Leurs conseils ont battu le marché à plate couture : la performance des conseils de MoneyWeek est de 23,4% -- en tenant compte des gains ET des pertes... A comparer avec à celle du CAC 40, qui a perdu plus de 13% sur la même période !

Comment avons-nous fait pour parvenir à un résultat aussi incroyablement profitable ?

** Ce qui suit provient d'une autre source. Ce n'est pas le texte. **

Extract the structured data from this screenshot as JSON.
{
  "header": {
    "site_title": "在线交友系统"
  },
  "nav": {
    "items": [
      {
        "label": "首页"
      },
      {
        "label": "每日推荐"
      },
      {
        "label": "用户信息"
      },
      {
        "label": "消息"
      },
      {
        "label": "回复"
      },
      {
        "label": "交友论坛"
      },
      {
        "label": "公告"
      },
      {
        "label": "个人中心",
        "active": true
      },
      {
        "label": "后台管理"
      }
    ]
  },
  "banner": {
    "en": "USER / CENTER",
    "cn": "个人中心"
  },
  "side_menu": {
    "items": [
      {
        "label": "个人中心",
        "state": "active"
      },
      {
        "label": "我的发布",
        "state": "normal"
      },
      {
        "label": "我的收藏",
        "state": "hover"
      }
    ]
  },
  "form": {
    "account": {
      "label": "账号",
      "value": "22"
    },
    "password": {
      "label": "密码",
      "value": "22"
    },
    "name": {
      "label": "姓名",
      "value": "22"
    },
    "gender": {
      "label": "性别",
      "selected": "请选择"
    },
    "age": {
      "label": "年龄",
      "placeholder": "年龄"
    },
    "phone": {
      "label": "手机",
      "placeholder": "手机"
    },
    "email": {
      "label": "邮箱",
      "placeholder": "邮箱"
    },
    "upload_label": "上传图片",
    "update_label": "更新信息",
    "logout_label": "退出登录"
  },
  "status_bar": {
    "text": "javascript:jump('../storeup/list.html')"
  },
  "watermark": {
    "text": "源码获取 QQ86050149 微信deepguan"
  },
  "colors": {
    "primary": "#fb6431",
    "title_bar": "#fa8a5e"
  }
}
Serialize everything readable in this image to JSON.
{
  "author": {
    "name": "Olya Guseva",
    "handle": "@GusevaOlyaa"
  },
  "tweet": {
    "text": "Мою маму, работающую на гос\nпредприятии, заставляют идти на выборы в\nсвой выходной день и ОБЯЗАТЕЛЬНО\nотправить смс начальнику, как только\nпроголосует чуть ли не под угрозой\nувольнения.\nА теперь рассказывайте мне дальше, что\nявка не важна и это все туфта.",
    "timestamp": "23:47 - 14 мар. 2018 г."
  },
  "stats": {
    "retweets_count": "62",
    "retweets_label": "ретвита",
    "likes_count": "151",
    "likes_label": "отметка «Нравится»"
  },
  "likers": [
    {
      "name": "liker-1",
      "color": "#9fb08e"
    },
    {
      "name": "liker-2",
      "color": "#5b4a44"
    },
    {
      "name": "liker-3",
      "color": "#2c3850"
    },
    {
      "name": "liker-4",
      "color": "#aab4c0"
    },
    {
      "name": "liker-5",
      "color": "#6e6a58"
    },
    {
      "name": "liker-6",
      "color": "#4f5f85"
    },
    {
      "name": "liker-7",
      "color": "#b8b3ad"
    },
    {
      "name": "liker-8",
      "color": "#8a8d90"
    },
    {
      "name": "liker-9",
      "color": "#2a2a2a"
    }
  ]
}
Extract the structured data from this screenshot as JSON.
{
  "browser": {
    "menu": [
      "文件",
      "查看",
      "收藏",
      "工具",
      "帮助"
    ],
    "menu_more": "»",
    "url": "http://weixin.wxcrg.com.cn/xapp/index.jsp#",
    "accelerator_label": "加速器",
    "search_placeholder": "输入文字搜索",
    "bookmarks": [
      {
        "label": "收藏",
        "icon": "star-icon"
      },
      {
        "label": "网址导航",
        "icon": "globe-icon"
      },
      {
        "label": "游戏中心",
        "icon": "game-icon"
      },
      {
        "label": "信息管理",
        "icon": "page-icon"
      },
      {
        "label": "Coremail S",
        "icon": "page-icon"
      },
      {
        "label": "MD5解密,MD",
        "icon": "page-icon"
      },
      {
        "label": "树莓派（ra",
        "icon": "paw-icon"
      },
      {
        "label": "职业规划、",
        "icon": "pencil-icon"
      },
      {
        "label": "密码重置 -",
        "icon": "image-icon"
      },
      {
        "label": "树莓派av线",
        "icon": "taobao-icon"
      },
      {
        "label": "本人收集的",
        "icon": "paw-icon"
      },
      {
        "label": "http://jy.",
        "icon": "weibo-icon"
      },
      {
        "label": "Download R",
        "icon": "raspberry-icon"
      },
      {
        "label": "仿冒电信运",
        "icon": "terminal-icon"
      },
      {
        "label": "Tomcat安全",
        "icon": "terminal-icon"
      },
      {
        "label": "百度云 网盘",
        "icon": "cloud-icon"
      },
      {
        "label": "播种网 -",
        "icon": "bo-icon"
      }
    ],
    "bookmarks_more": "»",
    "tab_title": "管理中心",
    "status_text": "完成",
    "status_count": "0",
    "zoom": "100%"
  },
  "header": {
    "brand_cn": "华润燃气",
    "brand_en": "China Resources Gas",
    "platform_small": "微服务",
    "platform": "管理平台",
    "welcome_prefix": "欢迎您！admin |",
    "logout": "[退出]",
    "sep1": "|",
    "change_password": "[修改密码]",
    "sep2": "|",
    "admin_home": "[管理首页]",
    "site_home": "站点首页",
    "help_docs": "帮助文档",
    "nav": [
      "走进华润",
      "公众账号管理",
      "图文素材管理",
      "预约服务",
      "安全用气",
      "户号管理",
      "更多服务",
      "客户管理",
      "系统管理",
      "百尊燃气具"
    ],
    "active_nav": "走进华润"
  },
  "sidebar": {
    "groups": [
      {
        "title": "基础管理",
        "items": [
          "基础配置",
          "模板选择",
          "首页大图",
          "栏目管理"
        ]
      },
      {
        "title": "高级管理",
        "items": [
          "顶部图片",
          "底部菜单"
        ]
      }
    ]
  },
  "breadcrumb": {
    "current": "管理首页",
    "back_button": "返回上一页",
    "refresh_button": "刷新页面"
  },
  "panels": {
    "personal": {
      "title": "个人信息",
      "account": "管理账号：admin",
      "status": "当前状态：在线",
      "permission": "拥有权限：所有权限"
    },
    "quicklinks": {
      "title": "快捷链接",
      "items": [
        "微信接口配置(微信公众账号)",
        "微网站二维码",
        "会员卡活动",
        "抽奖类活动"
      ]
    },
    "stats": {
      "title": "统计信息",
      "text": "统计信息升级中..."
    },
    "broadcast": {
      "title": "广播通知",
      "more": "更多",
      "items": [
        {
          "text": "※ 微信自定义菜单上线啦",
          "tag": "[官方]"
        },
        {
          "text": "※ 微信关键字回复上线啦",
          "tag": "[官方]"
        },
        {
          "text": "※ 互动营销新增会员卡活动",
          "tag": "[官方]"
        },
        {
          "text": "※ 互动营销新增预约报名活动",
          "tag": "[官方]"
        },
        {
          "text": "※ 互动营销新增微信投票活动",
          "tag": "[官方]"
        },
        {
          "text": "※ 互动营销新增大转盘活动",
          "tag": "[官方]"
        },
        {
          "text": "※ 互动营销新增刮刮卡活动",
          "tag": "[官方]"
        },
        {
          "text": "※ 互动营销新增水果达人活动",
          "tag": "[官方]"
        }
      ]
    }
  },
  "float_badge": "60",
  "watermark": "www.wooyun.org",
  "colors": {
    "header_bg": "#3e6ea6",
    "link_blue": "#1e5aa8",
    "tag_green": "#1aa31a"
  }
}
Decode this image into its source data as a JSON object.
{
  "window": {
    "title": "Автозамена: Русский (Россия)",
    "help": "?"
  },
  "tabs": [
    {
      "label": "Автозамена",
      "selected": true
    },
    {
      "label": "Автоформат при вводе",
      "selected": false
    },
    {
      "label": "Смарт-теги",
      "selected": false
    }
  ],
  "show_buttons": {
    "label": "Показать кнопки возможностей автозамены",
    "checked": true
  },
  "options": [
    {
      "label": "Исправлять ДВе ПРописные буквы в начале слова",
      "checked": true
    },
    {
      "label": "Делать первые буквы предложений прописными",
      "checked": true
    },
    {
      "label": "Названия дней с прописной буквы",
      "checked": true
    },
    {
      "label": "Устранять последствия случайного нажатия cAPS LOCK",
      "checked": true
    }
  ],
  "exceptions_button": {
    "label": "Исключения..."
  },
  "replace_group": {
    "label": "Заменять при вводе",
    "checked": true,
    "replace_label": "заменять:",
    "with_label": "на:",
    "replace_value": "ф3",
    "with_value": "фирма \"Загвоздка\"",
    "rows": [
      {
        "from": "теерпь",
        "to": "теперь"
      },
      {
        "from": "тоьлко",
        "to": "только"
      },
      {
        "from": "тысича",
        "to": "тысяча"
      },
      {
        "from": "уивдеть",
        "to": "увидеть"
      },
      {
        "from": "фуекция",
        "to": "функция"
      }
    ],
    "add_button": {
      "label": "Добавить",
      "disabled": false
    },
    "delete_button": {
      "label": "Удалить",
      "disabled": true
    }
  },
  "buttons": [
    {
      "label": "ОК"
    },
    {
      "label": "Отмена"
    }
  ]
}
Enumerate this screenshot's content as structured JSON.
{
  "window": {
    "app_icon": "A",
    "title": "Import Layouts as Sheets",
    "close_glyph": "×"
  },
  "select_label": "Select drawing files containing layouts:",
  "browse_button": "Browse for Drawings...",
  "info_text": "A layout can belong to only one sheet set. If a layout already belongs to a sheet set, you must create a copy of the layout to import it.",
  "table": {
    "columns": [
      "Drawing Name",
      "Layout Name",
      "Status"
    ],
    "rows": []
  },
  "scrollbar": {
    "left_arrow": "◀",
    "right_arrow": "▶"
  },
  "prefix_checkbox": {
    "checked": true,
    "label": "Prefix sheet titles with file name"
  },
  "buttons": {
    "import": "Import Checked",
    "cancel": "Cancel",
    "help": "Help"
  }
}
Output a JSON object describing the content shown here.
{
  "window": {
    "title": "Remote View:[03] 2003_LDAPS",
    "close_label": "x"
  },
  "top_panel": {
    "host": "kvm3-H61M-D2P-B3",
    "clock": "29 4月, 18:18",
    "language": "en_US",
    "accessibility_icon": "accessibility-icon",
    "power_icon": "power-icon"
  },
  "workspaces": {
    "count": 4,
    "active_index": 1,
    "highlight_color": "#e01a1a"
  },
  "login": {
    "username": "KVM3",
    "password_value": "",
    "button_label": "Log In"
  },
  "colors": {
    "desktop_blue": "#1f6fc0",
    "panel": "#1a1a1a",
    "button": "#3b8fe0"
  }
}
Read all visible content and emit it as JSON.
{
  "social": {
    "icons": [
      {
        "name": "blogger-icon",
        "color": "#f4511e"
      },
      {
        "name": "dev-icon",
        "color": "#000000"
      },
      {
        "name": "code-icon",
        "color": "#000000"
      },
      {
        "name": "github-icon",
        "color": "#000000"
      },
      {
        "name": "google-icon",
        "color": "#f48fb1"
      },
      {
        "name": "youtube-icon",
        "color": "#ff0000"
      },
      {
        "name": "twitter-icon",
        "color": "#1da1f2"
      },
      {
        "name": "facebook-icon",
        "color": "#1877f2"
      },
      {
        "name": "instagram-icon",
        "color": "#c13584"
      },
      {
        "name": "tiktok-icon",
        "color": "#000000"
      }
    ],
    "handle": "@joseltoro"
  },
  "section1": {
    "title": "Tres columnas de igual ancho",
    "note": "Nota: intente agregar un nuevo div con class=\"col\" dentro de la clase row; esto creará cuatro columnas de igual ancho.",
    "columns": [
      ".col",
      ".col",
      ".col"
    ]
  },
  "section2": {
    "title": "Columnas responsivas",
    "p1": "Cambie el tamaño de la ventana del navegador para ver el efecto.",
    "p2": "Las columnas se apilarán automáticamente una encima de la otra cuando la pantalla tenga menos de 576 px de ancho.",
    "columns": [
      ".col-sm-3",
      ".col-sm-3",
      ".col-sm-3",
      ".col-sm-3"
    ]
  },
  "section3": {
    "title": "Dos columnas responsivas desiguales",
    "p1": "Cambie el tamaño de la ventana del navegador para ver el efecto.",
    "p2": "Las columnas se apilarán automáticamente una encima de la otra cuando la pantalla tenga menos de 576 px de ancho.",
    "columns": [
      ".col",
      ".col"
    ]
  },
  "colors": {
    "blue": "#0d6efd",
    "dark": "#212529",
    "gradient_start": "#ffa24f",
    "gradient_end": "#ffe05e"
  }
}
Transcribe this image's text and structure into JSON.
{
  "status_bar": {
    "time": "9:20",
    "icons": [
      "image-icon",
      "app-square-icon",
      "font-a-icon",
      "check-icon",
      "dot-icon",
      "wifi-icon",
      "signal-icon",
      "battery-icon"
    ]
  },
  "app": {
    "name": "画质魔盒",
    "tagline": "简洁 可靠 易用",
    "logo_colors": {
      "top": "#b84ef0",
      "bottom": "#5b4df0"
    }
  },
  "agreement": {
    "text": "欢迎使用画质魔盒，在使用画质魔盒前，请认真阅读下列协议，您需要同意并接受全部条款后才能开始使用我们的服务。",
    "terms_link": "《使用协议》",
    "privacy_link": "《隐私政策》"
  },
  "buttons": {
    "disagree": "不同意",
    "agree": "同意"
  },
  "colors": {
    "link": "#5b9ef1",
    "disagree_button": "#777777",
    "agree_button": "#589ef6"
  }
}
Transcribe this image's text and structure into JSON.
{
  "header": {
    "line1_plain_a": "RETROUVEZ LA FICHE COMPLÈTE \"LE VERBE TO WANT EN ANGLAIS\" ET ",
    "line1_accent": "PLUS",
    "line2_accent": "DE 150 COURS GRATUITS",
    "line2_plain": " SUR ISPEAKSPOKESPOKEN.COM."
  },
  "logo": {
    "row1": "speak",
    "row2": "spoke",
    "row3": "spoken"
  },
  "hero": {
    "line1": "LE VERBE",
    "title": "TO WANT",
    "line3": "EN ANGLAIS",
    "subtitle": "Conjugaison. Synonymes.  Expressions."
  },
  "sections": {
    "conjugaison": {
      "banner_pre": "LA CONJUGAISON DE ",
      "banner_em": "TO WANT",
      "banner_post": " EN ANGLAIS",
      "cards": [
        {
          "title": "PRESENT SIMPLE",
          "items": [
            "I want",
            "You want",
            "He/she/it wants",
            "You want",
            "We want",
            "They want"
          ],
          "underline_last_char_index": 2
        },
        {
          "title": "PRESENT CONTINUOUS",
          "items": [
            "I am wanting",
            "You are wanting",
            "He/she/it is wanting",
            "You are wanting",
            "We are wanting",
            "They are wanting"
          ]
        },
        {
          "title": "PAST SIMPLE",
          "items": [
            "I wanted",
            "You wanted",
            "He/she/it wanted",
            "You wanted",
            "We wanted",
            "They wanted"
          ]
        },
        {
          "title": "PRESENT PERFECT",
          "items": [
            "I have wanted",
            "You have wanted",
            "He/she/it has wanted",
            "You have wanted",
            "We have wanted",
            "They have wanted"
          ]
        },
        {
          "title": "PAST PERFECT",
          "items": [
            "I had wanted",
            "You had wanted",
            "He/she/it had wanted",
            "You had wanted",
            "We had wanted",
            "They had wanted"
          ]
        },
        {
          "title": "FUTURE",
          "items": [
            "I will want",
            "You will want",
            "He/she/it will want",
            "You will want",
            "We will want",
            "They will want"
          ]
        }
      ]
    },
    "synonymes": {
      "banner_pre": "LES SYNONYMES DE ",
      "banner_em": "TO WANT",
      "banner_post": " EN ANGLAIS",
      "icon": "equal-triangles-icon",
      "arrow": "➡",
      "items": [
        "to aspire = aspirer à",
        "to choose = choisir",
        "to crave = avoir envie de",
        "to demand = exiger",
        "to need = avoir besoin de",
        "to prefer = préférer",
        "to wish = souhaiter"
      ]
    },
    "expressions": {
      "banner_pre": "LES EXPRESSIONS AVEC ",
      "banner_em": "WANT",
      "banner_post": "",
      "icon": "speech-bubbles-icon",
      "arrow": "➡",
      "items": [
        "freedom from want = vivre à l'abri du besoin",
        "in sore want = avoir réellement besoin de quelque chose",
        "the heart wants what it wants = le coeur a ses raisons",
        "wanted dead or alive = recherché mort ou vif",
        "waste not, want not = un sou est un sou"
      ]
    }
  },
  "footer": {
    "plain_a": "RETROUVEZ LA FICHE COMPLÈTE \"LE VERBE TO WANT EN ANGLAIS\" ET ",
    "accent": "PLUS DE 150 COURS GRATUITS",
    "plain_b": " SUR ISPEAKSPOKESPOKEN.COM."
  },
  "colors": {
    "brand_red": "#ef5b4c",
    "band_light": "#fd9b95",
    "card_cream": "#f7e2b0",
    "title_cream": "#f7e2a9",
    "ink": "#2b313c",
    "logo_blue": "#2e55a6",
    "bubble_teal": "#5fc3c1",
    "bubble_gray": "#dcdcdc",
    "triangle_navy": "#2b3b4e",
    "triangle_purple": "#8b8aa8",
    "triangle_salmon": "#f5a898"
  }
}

Simplement grâce aux conseils simples et affûtés de notre spécialiste. Pas de système tape-à-l'oeil, pas de jargon incompréhensible, pas de chiffres et de graphiques fumeux et compliquée. Simplement des principes que Warren Buffett ne renierait pas : recherche de valeur sur la durée et non simples "gros coup" boursiers... analyse minutieuse des chiffres et des fondamentaux... prises de risques calculées... et positionnement sur des valeurs de faible capitalisation -- ce qui augmente vos chances de voir le cours s'envoler littéralement en quelques mois.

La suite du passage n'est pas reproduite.